Davanın yasal dayanağı olan 2926 sayılı Kanunun 2. maddesinde, kanunla veya kanunların verdiği yetkiye dayanılarak kurulan sosyal güvenlik kuruluşları kapsamı dışında kalan ve herhangi bir işverene hizmet akdiyle bağlı olmaksızın, 3. maddenin (b) bendinde tanımlanan tarımsal faaliyette bulunanların sigortalı sayılacakları belirtilmiş, 3. maddenin (b) bendinde, bu Kanunda geçen “tarımsal faaliyette bulunanlar”ın, kendi mülkünde, ortaklık veya kiralamak suretiyle başkalarının mülkünde, kamuya özgü yerlerde ekim dikim, bakım, üretim, yetiştirme ve ıslah yollarıyla veya doğrudan doğruya tabiattan yararlanmak suretiyle bitki, orman, hayvan ve su ürünlerinin üretimini, avlanmasını, avcılar ve yetiştiriciler tarafından korunmasını, taşınmasını sağlayanları veya bu ürünlerden sair bir şekilde faydalanmak suretiyle kendi adına ve hesabına faaliyette bulunanları ifade ettiği açıklanmıştır.
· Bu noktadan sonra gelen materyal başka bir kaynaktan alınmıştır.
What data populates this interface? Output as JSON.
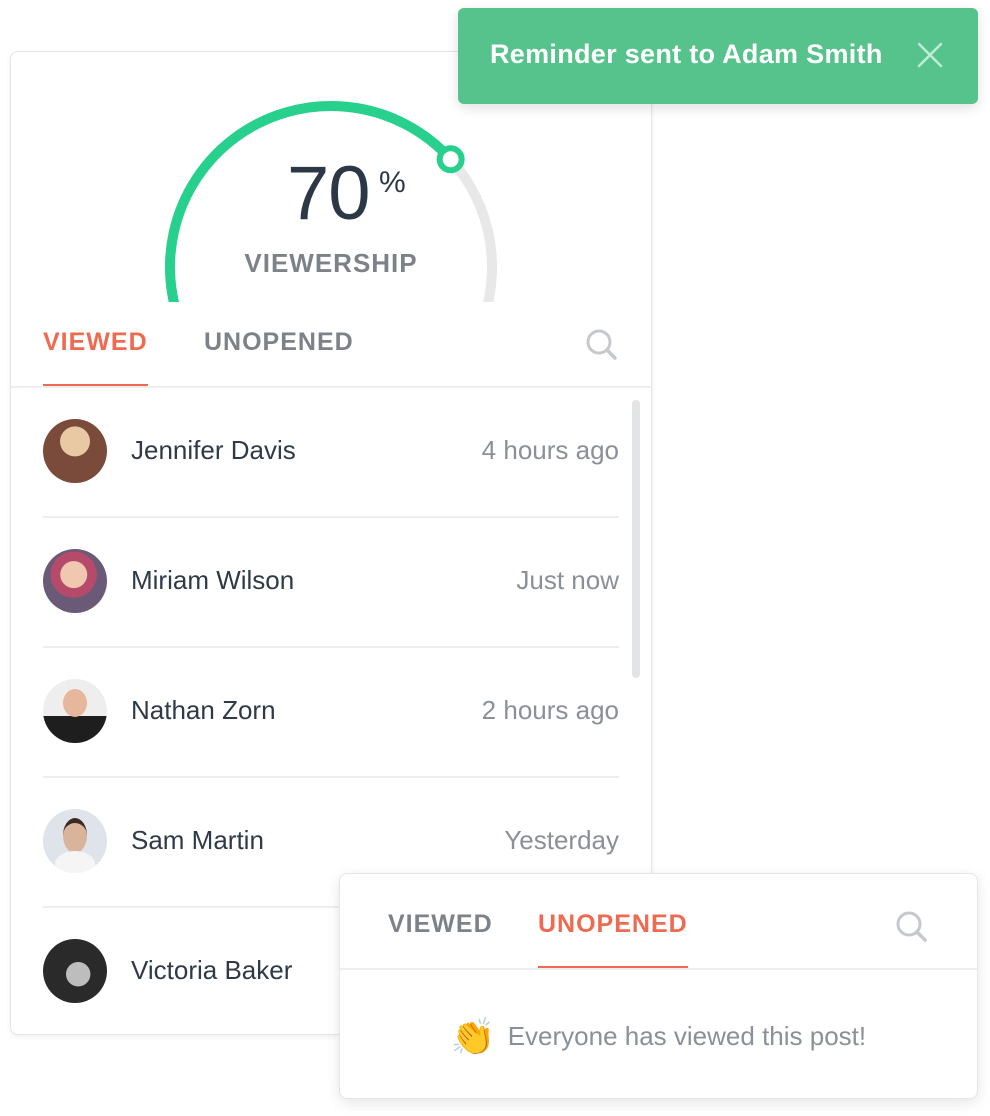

Ayrıca 5. maddede, yasal süresinde kayıt ve tescillerini yaptırmayanların hak ve yükümlülüklerinin kayıt ve tescil edildikleri tarihi izleyen aybaşından itibaren başlayacağı, bu suretle sigortalı olmak hak ve yükümlülüğünden vazgeçilemeyeceği ve kaçınılamayacağı, 6. maddede, bu Kanuna göre sigortalı sayılanların sigortalılıklarının tarımsal faaliyetlerine son verdiklerinde sona ereceği, 7. maddede, kişilerin bu Kanuna göre sigortalı sayıldıkları tarihten itibaren en geç 3 ay içinde Kuruma başvurarak kayıt ve tescillerini yaptırmak zorunda oldukları, 9. maddede, bu zorunluluğa uymayanların tescil işlemlerinin Kurumca kendiliğinden yapılacağı hüküm altına alınmıştır.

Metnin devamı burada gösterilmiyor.